Wednesday, November 18, 2009

Ordnance Survey Maps for Free



The UK Government has announced that Ordnance Survey map data will be freely available online to everybody from 2010.

The objective is to join the dots between what, when and in this case where and allow people to automatically link and interpret public statistics about crime, health and education by postcode, local authority or electoral boundary. This will be achieved by allowing developers to use information and stats on various subjects to be linked to OS maps to create hybrid enriched web information pages. It will able people to see all the things that are happening in a given location such as traffic accidents, speeding offences and car thefts.

According to Stephen Timms, Minister for Digital Britain, 80% of public sector data refers to a location and hence to a map.

The belief is that the current restrictions on the OS maps has held it back from being used and has favoured the many less accurate alternatives.
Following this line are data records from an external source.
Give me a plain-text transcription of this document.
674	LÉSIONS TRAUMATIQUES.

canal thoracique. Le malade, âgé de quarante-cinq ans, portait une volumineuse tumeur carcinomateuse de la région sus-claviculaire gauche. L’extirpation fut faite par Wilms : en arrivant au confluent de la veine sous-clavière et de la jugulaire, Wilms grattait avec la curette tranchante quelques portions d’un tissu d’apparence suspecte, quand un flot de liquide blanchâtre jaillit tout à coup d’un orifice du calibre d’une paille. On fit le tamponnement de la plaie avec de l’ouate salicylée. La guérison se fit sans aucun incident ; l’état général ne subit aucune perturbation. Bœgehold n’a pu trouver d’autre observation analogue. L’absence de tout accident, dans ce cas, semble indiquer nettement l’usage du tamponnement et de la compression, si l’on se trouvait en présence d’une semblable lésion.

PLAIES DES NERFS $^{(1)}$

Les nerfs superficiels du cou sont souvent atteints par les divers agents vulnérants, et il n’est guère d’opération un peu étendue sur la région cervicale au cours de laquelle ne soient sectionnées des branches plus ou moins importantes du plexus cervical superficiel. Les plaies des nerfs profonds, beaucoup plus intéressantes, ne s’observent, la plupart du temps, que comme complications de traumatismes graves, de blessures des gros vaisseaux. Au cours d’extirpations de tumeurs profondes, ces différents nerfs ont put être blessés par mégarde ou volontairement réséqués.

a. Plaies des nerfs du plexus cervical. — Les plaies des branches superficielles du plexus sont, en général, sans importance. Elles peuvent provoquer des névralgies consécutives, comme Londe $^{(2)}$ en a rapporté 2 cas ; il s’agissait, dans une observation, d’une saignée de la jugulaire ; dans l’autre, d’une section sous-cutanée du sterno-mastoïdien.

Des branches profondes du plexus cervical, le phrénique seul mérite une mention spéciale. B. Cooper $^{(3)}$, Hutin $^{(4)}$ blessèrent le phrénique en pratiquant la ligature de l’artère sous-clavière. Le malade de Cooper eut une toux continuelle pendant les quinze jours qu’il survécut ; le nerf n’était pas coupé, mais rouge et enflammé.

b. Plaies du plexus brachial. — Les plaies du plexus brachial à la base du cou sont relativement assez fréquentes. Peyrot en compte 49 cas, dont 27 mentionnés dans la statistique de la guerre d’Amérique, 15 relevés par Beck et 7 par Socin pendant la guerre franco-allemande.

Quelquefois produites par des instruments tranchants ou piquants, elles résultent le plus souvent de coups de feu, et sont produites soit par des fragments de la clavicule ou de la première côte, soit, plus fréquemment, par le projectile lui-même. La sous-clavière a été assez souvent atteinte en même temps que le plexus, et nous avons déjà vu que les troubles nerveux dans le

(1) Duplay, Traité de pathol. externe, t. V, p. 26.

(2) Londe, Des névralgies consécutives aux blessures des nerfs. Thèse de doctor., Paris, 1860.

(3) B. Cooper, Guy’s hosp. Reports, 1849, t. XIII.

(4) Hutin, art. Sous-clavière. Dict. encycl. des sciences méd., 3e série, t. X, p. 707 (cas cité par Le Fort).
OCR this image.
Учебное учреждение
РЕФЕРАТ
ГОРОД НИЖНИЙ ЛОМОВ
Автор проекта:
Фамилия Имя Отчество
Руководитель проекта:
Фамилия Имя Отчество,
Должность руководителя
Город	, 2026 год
Gordon Brown announced the change at a joint event in London with Sir Tim Berners-Lee, the inventor of the World Wide Web. Next year Brown intends to publish 2,000 sets of data of tax paper agencies: road-traffic counts over the past eight years, property prices lists with the stamp-duty yield, motoring offences with types of offence and the numbers, by county, for the top six offences. It is also expected that transport providers, such as train, tube and bus companies, will have to make their information free to all. The lists go on with hefty banks of data in agencies such as the Land Registry, Highways Agency currently selling their assets whilst this move threatens to give them away.

Brown expects consultation would be completed by April on the free provision of Ordnance Survey maps down to a scale of 1:10,000. This could introduce a significant loss to the agency but one that will be offset by the significant benefit to bodies such as Local authorities who currently spend a lot of money getting access to it. A Treasury study performed by a team at Cambridge University, claim found that making all OS data free would cost the government £12m and bring a net gain of £156m.